Il dollaro resta vicino ai massimi da cinque mesi sull’euro sostenuto dalla salita dei rendimenti dei Treasury in un mercato che sconta prospettive di un ulteriore miglioramento dell’economia Usa e quindi nuovi rialzi dei tassi da parte della Fed.
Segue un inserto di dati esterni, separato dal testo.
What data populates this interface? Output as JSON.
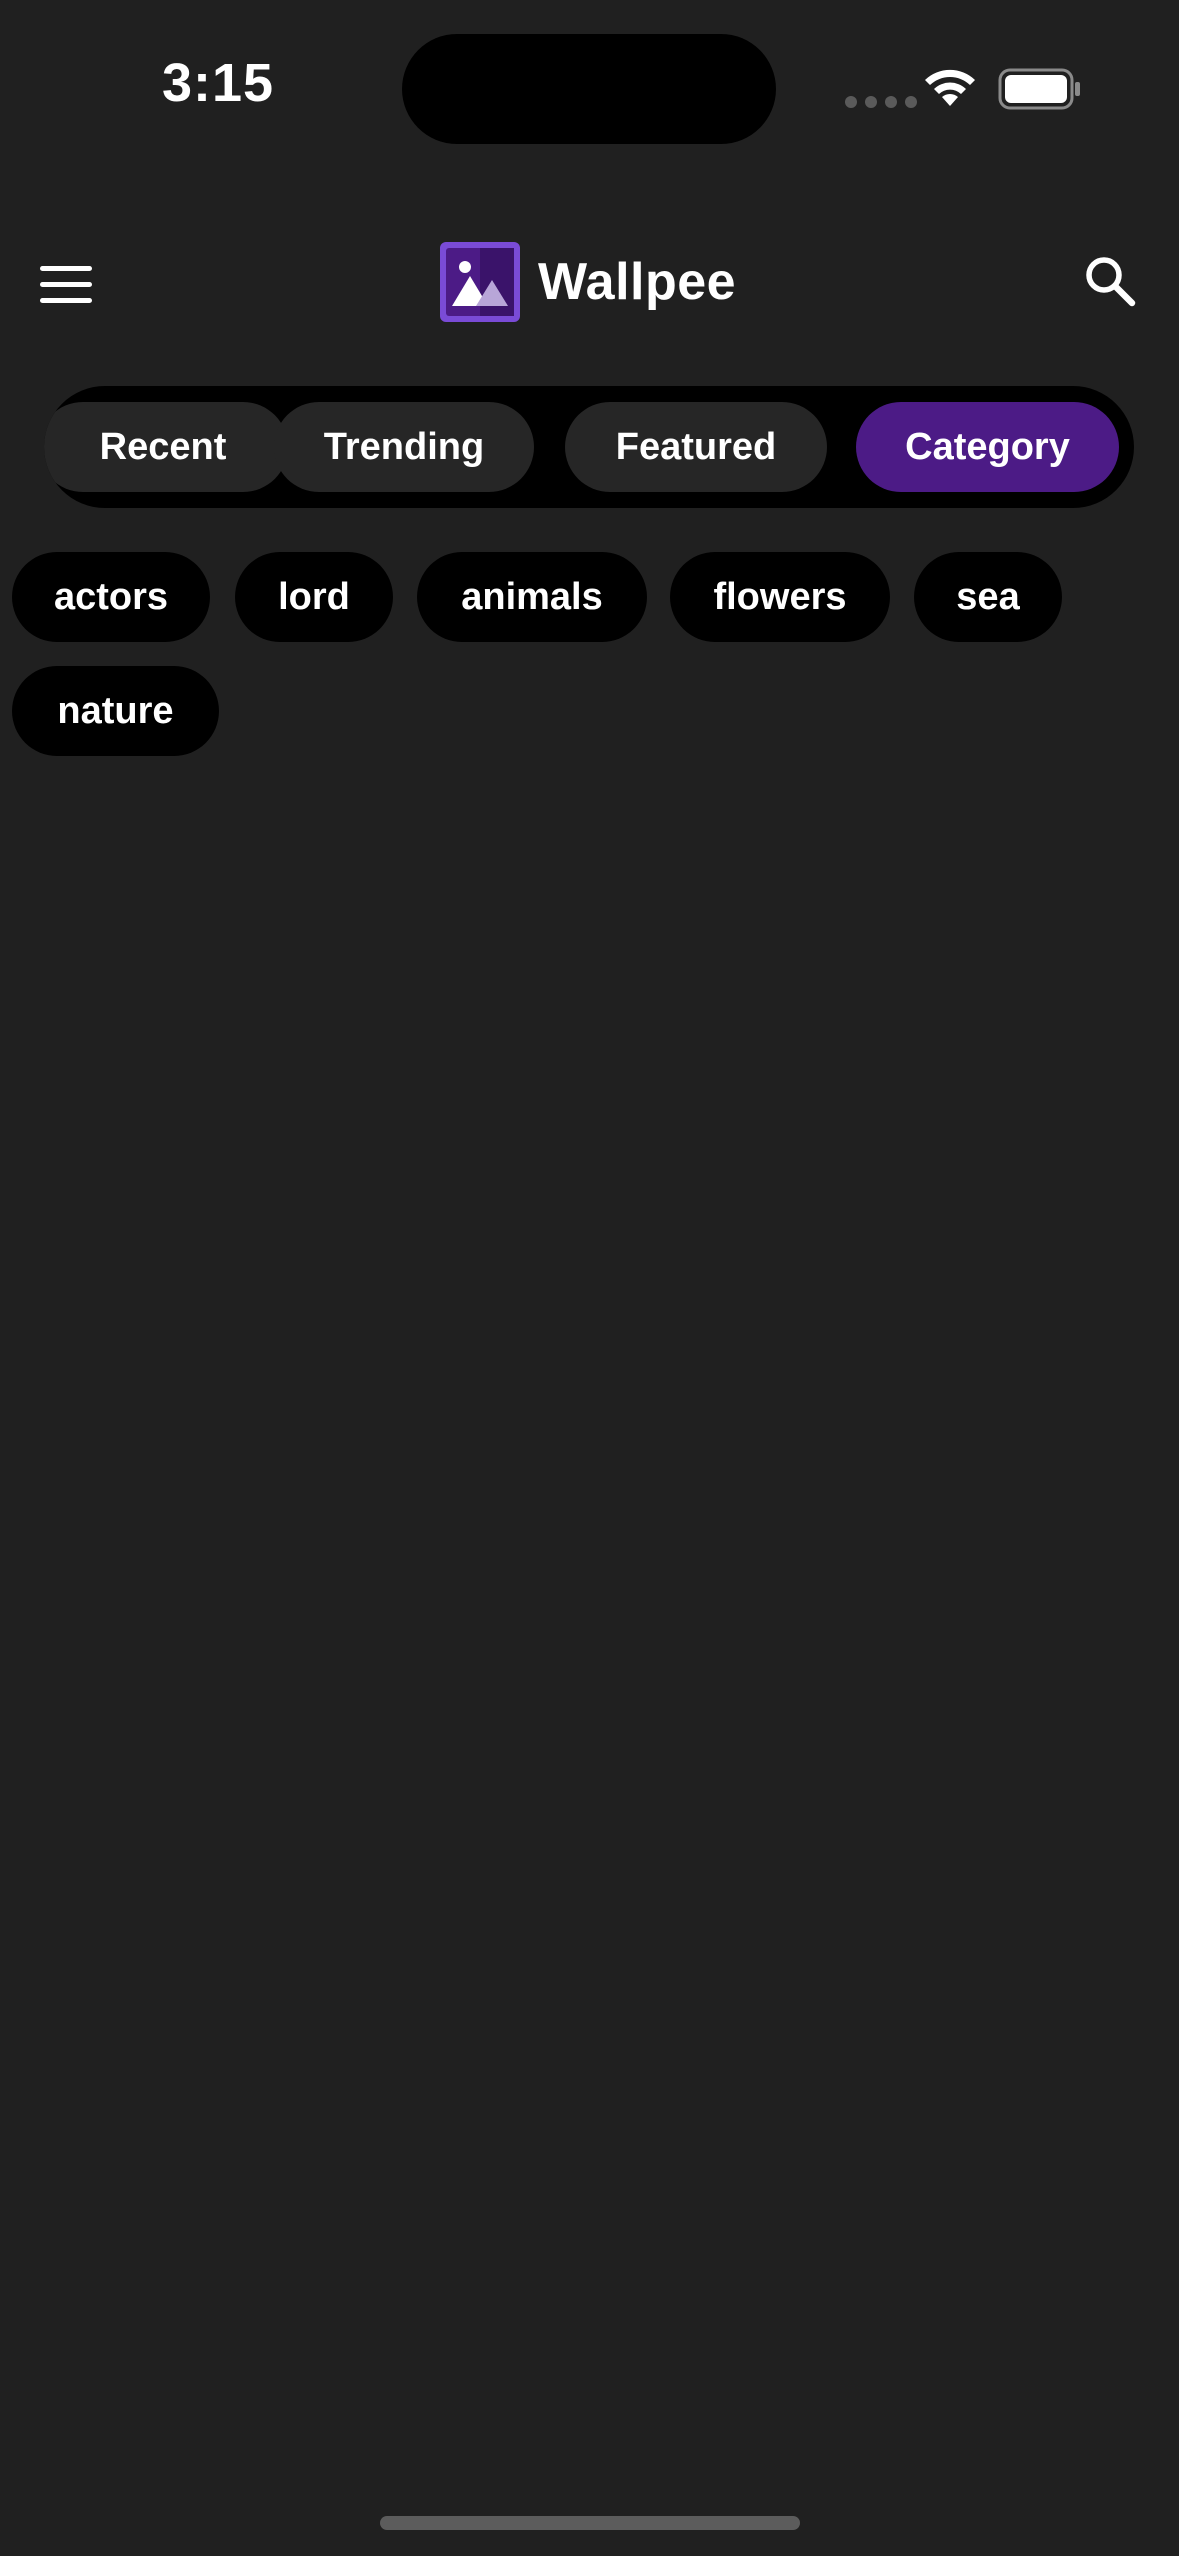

L’euro/dollaro è risalito comunque a 1,18 a 1,1792, dopo il minimo di 1,1763 raggiunto mercoledì, anche in scia al riemergere di istanze populiste e anti-europeiste nelle bozze del contratto di governo Lega-M5s in Italia. 

Il petrolio Brent si mantiene intorno a quota 80 dollari, stamattina tratta a 79,7 dollari il barile, in rialzo dello 0,3%. Sta per arrivare la sesta settimana consecutiva di rialzo. Petroliferi in ripiegamento a Piazza Affari. Eni -0,5%, Saipem -1,2%. 

Lunedì 21 Maggio una lunga serie di società quotate a Piazza Affari, tra cui molte blue chip, staccherà il dividendo. Si è calcolato che l’impatto cumulato sull’indice FtseMib sarà di circa l’1,65%.  

In Piazza Affari continua il tiro al bersaglio sulle banche, a partire da Monte Paschi -3%. Il leghista Claudio Borghi, possibile futuro ministro delle Finanze rilancia le sue affermazioni sulla banca. Il leghista e possibile nuovo ministro delle Finanze ha confermato le affermazioni fatte contro il piano concordato a Bruxelles. Rossi, presidente della Toscana: togliere l’immunità a Borghi per i danni a Monte Paschi.  

In rosso anche le altre aziende di credito. L’indice Ftse delle banche italiane accelera in ribasso del 2,4% e si porta a 11.600 punti. Da inizio maggio ha lasciato sul terreno l’8%. L’andamento molto peggiore della media europea, oggi Eurostoxx Banks -0,8%, 

Ubi -4%, Banco Bpm -4%, Unicredit -2,2%, Intesa -2%. Sempre in ambito finanziario allargato. Poste italiane -3,3%, Banca Mediolanum +0,2%, Azimut-0,2%, Generali -0,8%.  

Nel mirino anche le utilities: Enel -2%, dopo che Goldman Sachs l’ha cancellata dalla lista dei titoli preferiti dopo un’analisi sulle conseguenze delle nuove politiche energetiche che Lega e 5 Stelle sembra vogliano perseguire. Le conseguenze più pesanti, secondo Goldman Sachs, sarebbero però scontate da Snam -1,52%, Italgas -0,52% e Terna-1,41%.  

Tra gli industriali  Cnh Industrial +1%. L’Unione Europea impone limiti più stringenti sulle emissioni dei camion. E’ possibile che questa richiesta, spinga le aziende produttrici ad aggregarsi, in modo da sopportare meglio il peso degli investimenti necessari. 

Continua l’avanzata di Pirelli  +1,4%, Fiat Chrysler -0,3%. Ferrari +0,5%. Il nuovo direttore finanziario è Antonio Picca Piccon, in arrivo da un’altra società del gruppo. 

Poco mossa Recordati, dopo che ieri era balzata sull’interesse di Cvc Capital Partners per acquistare la società. Telecom Italia cede l’1,7% circa. Berenberg ha tagliato il titolo a ‘sell’ da ‘hold’ e il target price a 0,66 da 0,71 euro.